Solutions & Methods
Training structured around key learning aims and objectives
The risks of poor AI use can be addressed directly through structured training. Our programmes cover three areas, each designed for different people in your organisation. Specific learning aims and objectives are developed for each target audience.
These pillars aren't exclusive. Every programme is tailored to your organisation and can blend objectives across all three.
Develop a clear understanding of how generative AI works, where it adds value, and where it introduces risk. Increase awareness of the professional consequences of relying on AI outputs without appropriate scrutiny, particularly in contexts where accuracy, safety, and reputational integrity are critical.
Teach practical techniques for spotting errors, challenging assumptions, and validating AI-generated content. The goal is confidence: people who can assess whether an output is good enough to put their name on.
Build awareness of the governance, confidentiality, and data security considerations associated with AI use in professional environments. Develop understanding of when sensitive or proprietary information should not be entered into publicly available AI systems, and recognise the importance of using organisation-approved tools where appropriate.
Develop understanding of the differences between publicly available and organisation-specific AI tools, including their relative strengths, limitations, and appropriate use cases. Enable employees to make informed decisions about when and how AI should be used to support high-quality outcomes.
Provide coaching on how to interact productively with AI tools, treating them as junior collaborators that require clear instruction, iterative feedback, and appropriate oversight. Build skills in structuring prompts, refining outputs, and developing an effective working relationship that improves productivity without compromising professional judgement.
Equip managers with practical approaches to identify characteristics of AI-generated content and signals of over-reliance, and to leverage AI tools that strengthen review. Introduce structured review frameworks that prioritise higher-risk outputs, integrating AI into quality assurance in ways that complement professional judgement rather than replace it. The outcome: fewer errors reach clients, and limited management time is directed where it adds the most value.
Provide practical approaches to help managers understand where and how AI is influencing day-to-day work production, reducing hidden risk while maintaining a culture of trust. Support proportionate oversight that allows managers to remain confident in output quality.
Provide managers with practical coaching approaches, communication strategies, and structured frameworks that help align teams to shared principles governing how AI tools are used. Support managers in setting clear expectations that strengthen accountability and improve consistency in AI-assisted outputs.

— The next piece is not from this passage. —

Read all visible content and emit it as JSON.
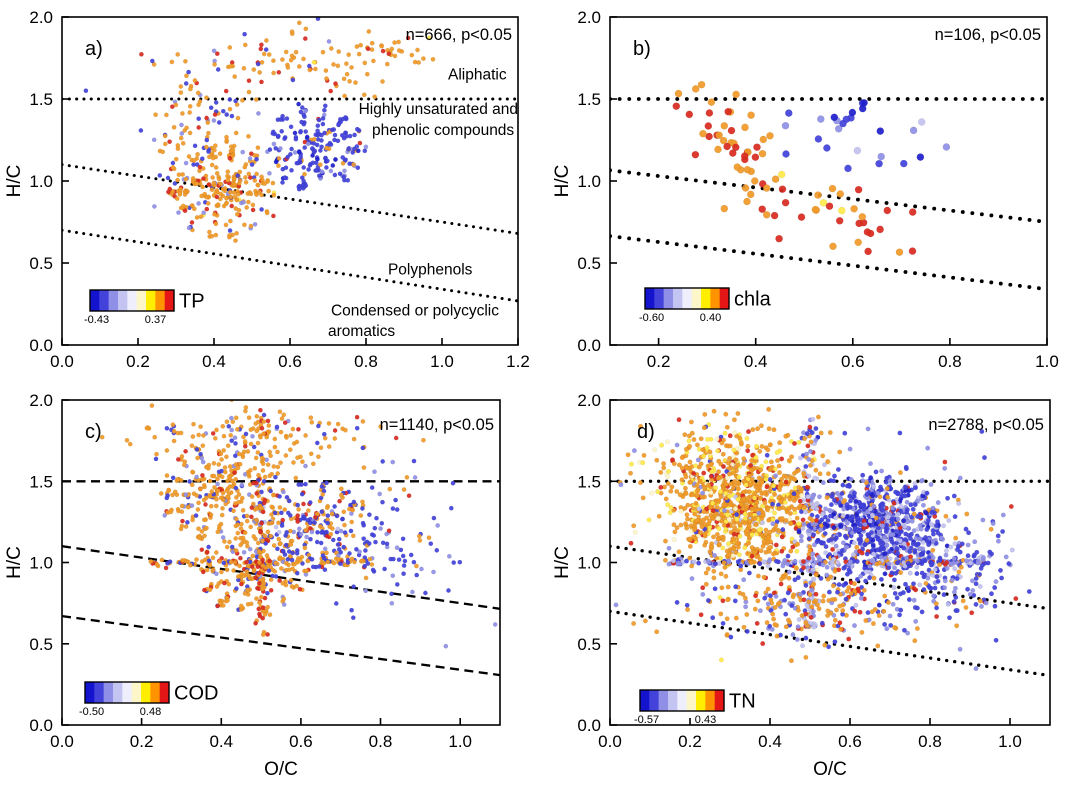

Equip managers with the knowledge required to guide appropriate tool selection and usage, reducing the likelihood of sensitive company information being entered into unapproved systems. Provide clarity on acceptable use boundaries that protect organisational knowledge, reputation, and data security.
Provide clarity on how AI can be adopted productively without compromising organisational integrity, helping managers balance efficiency gains with appropriate risk management. Establish shared expectations that encourage innovation within clear and proportionate governance structures.
Create an environment where employees feel comfortable saying when and how AI supports their work, without worrying it makes them look less competent. Open discussion improves visibility of AI-assisted workflows and reduces hidden organisational risk.
Build collective understanding of what constitutes acceptable, ethical, and effective use of AI within a professional context. Promote consistency across teams through clear principles that reinforce accountability for AI-assisted outputs and align behaviours with organisational values and professional standards.
Encourage curiosity, questioning, and constructive challenge when working with AI-generated information, ensuring outputs are evaluated thoughtfully rather than accepted passively. Support ongoing development of independent judgement and organisational learning as AI capabilities evolve.